A man browses packages offered at a tourism fair in Bangkok. A proposed tax deduction for domestic tourism has been scrapped for now. (Photo by PAWAT LAOPAISARNTAKSIN)

The Tourism Authority of Thailand (TAT) is setting aside its proposed tax deduction for domestic tourism until next year, saying the scheme requires better understanding and collaboration with the Finance Ministry.

The TAT is likely to do a rethink in early 2018 after the Finance Ministry rejected the plan in September over doubts about whether it would boost domestic travel and benefit local communities.

“The TAT is not working on the tourism tax break at this stage, following the Finance Ministry’s refusal, but we hope to resume the plan next year,” said TAT governor Yuthasak Supasorn. “The TAT will look at the details to have a better understanding of the joint effort between tourism and finance bodies.”

Tourism and Sports Minister Kobkarn Wattanavrangkul said earlier she passed the issue to the Finance Ministry for further discussion. Nothing came about as a result.

In August, tourism officials floated the idea of a personal tax deduction of 15,000-50,000 baht for domestic travel expenses, but the Finance Ministry baulked at the idea.

The TAT in the past offered a maximum deduction of 30,000 baht, applied equally at all tourist attractions nationwide. This time, the proposed ceiling was higher at 50,000 baht and applied only to select provinces.

Under the latest plan, those who travelled to first-tier provinces like Chiang Mai, Phuket and Chon Buri would be eligible for a tax deduction of 15,000 baht. If they visited second-tier provinces like Lampang, Loei and Trat, they could get a deduction of up to 30,000 baht. For third-tier provinces like Chaiyaphum, Suphan Buri and Samut Sakhon, the maximum deduction would be 50,000 baht.

Tanasak Patimapragorn, the deputy prime minister overseeing tourism, has said if a tourism tax break is untenable this year, it should be revisited next year.

According to Mr Yuthasak and Gen Tanasak, tourism officials may lower the ceiling for next year’s tax deduction to 20,000 baht.

Nalikatibhag Sangsnit, director-general of the Designated Areas for Sustainable Tourism Administration, has argued that the proposed tax deduction might be ineffective in driving tourism because many small food shops, restaurants and souvenir stores in local communities lack commercial registration. Unregistered business operators are unable to issue receipts.

“I have been saying for years that the tax deduction does not work for local businesses,” Mr Nalikatibhag said. “I believe that major retail operators and big registered operators gain the most from such measures.”

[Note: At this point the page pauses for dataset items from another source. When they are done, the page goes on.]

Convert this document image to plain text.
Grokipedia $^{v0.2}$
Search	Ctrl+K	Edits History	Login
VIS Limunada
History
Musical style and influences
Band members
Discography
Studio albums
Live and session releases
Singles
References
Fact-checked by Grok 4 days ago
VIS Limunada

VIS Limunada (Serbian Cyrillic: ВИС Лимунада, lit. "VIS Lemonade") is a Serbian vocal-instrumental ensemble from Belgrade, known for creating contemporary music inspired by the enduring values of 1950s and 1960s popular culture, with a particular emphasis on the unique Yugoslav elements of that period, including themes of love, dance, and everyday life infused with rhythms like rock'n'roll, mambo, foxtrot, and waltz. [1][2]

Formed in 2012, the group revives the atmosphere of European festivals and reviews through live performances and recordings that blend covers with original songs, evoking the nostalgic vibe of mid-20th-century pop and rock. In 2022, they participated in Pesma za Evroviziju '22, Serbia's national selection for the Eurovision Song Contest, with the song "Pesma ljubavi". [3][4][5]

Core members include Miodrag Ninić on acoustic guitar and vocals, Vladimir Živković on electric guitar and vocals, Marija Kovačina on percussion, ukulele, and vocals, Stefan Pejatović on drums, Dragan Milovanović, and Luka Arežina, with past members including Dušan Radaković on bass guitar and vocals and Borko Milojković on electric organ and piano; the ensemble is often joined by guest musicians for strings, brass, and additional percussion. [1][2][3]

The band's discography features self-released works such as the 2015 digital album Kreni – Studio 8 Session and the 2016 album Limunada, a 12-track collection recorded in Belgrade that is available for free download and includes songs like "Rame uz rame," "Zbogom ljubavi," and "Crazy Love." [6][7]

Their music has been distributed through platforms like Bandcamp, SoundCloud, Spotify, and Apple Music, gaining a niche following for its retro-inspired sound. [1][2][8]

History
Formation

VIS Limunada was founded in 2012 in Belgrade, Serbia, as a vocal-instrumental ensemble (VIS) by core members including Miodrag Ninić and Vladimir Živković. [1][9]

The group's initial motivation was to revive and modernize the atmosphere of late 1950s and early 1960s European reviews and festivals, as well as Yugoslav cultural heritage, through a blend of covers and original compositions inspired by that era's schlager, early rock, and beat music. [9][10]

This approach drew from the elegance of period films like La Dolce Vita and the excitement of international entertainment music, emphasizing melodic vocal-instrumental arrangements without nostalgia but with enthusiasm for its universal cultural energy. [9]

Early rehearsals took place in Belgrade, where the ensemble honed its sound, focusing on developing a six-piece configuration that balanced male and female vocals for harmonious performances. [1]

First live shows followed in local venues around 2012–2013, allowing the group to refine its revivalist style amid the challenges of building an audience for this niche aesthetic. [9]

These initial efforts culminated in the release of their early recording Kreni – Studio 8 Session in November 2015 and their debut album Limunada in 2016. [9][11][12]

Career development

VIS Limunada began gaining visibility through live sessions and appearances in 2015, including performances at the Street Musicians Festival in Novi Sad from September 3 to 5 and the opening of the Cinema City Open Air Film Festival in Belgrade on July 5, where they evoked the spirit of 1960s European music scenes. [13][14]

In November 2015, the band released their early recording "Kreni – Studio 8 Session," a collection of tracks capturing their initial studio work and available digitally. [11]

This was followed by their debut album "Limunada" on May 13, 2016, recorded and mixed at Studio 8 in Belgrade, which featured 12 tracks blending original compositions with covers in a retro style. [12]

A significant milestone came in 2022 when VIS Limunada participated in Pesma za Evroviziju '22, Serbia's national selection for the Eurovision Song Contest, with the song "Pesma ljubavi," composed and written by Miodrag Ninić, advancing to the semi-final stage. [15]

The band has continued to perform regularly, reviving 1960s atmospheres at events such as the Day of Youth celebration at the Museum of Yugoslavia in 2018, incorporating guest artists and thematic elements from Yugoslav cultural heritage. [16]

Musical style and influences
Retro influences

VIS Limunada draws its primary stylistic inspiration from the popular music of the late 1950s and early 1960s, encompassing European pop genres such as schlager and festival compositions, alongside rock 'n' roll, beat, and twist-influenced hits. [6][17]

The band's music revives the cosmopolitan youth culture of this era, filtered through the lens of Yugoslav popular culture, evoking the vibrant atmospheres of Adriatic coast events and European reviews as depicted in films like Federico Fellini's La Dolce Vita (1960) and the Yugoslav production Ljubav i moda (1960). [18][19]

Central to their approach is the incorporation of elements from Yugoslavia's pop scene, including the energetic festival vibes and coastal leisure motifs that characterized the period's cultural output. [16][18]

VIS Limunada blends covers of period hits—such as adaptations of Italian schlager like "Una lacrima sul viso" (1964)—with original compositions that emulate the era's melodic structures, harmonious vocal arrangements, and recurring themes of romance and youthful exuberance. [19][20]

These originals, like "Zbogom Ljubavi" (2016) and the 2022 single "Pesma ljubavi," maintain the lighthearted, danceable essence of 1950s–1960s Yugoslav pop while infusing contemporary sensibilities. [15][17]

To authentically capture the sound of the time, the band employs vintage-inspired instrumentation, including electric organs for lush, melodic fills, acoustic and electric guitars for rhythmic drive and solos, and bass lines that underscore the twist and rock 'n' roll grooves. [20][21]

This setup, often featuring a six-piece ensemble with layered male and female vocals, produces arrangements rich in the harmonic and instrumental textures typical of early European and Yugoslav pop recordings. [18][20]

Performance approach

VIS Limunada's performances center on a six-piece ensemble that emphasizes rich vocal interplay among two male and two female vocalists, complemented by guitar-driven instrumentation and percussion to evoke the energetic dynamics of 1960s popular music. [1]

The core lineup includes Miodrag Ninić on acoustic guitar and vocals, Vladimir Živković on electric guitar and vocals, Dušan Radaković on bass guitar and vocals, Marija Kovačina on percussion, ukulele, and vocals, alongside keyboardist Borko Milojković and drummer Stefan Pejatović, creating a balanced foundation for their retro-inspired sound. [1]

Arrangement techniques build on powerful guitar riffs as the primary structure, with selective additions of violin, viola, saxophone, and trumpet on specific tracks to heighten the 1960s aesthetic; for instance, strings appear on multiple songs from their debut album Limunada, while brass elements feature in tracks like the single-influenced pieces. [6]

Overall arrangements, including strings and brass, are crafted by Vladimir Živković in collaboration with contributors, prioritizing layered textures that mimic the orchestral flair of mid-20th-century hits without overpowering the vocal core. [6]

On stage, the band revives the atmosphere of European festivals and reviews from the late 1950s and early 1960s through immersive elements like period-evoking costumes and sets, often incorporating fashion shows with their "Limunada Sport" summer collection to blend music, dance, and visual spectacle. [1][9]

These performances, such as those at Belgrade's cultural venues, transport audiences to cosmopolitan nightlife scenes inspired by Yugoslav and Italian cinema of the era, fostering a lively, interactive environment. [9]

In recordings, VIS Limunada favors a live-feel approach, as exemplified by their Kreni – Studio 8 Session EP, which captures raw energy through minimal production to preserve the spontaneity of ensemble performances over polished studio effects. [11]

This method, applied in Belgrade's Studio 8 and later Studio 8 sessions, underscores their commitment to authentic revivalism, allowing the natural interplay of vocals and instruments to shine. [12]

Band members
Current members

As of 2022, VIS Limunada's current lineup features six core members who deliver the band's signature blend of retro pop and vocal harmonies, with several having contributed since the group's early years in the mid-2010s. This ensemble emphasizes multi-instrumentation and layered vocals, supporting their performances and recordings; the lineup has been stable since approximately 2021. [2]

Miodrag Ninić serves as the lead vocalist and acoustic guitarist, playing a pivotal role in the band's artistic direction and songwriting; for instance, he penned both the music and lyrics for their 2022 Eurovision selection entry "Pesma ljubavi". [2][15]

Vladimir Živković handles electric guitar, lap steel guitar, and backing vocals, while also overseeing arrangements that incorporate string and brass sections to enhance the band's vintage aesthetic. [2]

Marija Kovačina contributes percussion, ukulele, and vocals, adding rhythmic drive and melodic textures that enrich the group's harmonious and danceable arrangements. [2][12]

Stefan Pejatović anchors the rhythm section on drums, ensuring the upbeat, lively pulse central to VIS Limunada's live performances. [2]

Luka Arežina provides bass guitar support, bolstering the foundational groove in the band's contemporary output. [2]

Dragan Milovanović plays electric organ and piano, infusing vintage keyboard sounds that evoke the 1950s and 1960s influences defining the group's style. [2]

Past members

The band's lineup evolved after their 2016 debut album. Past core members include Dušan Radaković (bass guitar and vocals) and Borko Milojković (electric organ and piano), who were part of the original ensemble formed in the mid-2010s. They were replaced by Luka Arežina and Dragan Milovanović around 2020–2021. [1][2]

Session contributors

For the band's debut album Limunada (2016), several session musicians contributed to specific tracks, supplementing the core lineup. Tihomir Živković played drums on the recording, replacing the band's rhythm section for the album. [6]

Supawan Tanomkieatipume, president of the Thai Hotels Association (THA), said the tax break as envisioned could hit major destinations like Chiang Mai and Pattaya because tourists would shift to second- or third-tier areas.

“The previous tax break boosted arrivals to major attractions because of no tax deduction gap,” Mrs Supawan said. “So the initiative helped stimulate overall domestic tourism.”

The Tourism and Sports Ministry has announced a national tourism campaign called Amazing Thailand Tourism Year 2018 to support the tourism industry in the coming year.

The campaign will focus on seven tourism categories: sport, gastronomy, marine, wedding/honeymoon, medical/wellness, community-based tourism and leisure destinations.

The Association of Domestic Travel’s 200 members will offer discount packages of up to 50% for tourists who wear Thai traditional costumes while on holiday.

Members will begin selling special offers to tourists in November, focusing on Sing Buri, Lop Buri and Kanchanaburi provinces. Packages for Mukdahan, Lampang and Satun will be added in 2018.

Member hotels of the Thai Hotels Association will offer special rates on rooms, food, drinks and spa services to tourists.